Oh, I have been quiet. Inside and out. Still there. My work at home remains sorting pictures. It is sad work because I see in the pictures aspects of people that I never knew about, never asked about, never considered. And so many of them are gone from this plane. The one exception is a favorite aunt and uncle, David’s family, and although I’ve not spent great swaths of time with them, our visits have alway been meaty and deep. I look at their young pictures and I see the older and old people that they became. But, the young pictures of my mother and father are not like that at all. I wonder what happened to the joyful faces that must have looked at me with so much love when I toddled around the house. My own face, which in expression if not in likeness, remind me so much of Cheshire’s wild joy as a little kid, glows back at mommy and daddy. When exactly did that change? And why? I remember being a rather moody 8 year old, a kid who was pretty selfish and didn’t like celebrating anyone else’s birthday.

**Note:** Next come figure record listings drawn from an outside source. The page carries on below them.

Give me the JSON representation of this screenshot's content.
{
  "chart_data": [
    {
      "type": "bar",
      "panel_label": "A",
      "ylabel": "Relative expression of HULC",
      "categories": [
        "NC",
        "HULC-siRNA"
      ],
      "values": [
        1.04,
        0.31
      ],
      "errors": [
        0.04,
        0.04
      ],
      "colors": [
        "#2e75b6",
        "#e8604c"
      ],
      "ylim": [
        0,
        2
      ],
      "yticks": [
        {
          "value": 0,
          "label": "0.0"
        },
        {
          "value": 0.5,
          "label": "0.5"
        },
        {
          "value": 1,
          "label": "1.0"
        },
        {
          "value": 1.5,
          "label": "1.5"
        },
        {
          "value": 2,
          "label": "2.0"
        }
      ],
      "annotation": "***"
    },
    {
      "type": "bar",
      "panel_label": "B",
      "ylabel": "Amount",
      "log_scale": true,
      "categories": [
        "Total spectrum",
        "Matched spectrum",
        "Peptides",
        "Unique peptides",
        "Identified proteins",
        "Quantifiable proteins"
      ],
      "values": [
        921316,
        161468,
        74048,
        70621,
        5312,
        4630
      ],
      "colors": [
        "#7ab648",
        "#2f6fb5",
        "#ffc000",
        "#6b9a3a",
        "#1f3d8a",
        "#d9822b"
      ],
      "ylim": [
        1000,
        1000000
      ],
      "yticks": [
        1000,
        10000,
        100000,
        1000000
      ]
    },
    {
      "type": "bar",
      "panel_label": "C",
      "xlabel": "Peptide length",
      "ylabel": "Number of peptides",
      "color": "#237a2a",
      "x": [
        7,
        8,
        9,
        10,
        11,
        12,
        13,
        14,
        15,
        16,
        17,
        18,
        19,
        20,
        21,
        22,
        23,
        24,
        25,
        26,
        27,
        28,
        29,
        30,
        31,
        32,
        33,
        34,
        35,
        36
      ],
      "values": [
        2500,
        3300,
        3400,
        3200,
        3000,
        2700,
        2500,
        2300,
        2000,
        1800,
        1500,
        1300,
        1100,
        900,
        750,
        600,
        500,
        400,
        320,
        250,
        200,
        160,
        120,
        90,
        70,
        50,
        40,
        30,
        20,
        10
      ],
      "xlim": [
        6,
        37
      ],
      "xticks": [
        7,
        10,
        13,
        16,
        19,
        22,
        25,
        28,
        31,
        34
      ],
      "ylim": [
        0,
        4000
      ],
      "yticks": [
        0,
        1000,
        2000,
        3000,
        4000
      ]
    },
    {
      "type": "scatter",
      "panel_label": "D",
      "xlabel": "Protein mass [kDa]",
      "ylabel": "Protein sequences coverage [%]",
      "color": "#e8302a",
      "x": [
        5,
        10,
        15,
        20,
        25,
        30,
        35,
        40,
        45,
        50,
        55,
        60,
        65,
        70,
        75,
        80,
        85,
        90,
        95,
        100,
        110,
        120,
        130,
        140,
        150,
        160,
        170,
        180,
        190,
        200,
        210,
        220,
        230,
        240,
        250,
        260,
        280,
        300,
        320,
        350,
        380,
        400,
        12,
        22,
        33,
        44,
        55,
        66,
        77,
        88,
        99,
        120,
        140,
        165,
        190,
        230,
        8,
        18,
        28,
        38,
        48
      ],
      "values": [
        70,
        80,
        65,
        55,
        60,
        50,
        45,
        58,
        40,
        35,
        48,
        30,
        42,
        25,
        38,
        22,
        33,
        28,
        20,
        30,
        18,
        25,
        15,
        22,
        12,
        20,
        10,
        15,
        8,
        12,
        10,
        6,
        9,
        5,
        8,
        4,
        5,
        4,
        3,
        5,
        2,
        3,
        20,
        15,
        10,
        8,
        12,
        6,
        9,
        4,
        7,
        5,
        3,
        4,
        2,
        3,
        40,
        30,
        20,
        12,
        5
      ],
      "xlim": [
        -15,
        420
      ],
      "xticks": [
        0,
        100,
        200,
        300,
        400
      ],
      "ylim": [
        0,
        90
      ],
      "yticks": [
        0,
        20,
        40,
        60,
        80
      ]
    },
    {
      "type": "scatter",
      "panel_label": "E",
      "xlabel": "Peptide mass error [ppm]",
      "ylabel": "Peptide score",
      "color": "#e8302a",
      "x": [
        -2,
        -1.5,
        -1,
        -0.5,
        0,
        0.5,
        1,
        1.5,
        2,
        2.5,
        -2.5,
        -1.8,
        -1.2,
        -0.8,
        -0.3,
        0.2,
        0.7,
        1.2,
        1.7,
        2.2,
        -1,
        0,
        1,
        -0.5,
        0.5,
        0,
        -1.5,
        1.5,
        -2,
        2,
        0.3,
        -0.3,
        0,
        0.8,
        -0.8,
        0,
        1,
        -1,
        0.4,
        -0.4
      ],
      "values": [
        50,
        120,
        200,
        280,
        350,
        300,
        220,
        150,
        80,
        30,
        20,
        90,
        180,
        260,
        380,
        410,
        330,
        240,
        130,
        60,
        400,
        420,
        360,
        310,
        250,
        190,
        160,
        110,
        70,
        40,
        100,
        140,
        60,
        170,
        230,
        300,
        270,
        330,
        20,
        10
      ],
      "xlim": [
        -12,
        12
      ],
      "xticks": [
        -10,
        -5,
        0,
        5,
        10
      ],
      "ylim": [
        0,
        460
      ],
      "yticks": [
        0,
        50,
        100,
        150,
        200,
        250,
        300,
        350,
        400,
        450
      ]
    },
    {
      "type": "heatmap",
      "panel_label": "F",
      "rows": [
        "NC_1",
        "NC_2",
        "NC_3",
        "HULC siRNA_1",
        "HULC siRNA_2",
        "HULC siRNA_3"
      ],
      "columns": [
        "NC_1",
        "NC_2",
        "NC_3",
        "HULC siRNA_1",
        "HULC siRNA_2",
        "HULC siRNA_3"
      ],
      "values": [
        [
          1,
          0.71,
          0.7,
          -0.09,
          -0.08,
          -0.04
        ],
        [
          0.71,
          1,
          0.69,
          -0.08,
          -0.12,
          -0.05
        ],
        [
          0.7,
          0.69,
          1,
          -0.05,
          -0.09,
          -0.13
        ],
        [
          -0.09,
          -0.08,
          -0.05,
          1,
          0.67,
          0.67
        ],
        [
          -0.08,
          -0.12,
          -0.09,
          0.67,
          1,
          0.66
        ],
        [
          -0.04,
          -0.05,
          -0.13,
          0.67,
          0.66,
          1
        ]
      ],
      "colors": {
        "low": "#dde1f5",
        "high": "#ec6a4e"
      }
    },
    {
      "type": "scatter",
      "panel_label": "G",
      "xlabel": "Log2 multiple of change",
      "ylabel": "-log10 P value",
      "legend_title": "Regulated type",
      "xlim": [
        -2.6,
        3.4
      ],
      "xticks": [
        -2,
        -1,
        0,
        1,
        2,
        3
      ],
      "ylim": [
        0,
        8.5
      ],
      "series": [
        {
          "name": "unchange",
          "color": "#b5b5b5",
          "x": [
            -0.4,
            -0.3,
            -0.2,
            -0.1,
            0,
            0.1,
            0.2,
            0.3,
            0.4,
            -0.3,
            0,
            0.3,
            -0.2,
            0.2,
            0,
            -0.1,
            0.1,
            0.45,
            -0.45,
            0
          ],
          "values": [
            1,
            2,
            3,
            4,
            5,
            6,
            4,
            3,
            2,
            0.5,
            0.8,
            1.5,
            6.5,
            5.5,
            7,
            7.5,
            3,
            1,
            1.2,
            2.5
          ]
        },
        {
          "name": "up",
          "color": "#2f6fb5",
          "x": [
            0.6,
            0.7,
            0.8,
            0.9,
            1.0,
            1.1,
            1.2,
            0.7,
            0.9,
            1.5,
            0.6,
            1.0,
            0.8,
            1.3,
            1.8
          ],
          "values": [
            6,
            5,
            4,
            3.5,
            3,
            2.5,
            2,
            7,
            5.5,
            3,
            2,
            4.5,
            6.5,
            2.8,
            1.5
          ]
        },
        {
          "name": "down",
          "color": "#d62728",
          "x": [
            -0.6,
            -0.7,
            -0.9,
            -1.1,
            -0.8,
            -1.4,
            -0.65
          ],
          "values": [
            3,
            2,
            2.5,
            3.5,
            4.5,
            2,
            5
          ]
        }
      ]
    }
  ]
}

The stack that saddens me the most is that of David’s mother. I can write pages about my own parents and grandparents, I can write a good bit about David’s father and a little bit about his paternal grandmother, but how little I can write about his mother. I know the stories that David told me, but second hand those stories don’t have color, they lack dimension. Cheshire’s first name, Inez, was for David’s mother. Everyone who knew both Cheshire and the original Inez said at one time or another how much Inez would have enjoyed Cheshire. Maybe it is only that that is so very clear -- a woman who would have loved a stubborn, bright, wild child whose life path was a grassy bike path.
When Julia’s intensive autism therapy supported by the state waiver program ends in June, I will be able to apply for post-intensive funding. There are pretty strict rules as to how I can use these funds but it looks like I might be able to use some funds for an i-pad and appropriately related apps. If anyone knows of apps that have been shown to be useful for kids on the spectrum or kids who need extra support in school, please let me know. Almost anything educational works and apps that teach independence or social skills are what I am looking for. Subjects I can think of are telling time, counting money, using a phone, conversation, reading comprehension. I’ve been trying to figure out how I could buy an ipad, so finding out about this opportunity is perfect for the summer, but now I have to put together a budget.
I thought that Julia’s behavior was evening out throughout the week, but today at therapy she did not start out well. While she was playing with another kid, she turned around, stuck her butt out, and tried to fart on him. The kid thought it was funny which didn’t help matters, and Ellen had to pick her up and carry her out of the room. Where? Where? Where did she get that? “I won’t do it again, Mommy,” she promised. Yeah, but what will she try tomorrow?
She argued with Ellen after Ellen took her out of the room and she got angry enough to bite her. Not hard, and not for long, but she bit. This used to be a frequent occurrence but she has not even fooled around pretending to bite for a long time.
At the same time, she finally broke through her reading level of 18. She can decode at a much higher level, but her comprehension is what is holding her back. Last week, she passed 18 and she was very close to passing 20. 22 would put her on a third grade reading level but I don’t know if she’ll hit it before school is out. She is writing independently. Her writing is very simple and sometimes in a rush to write what she wants, she will skip words. She is so happy to be writing words and sentences.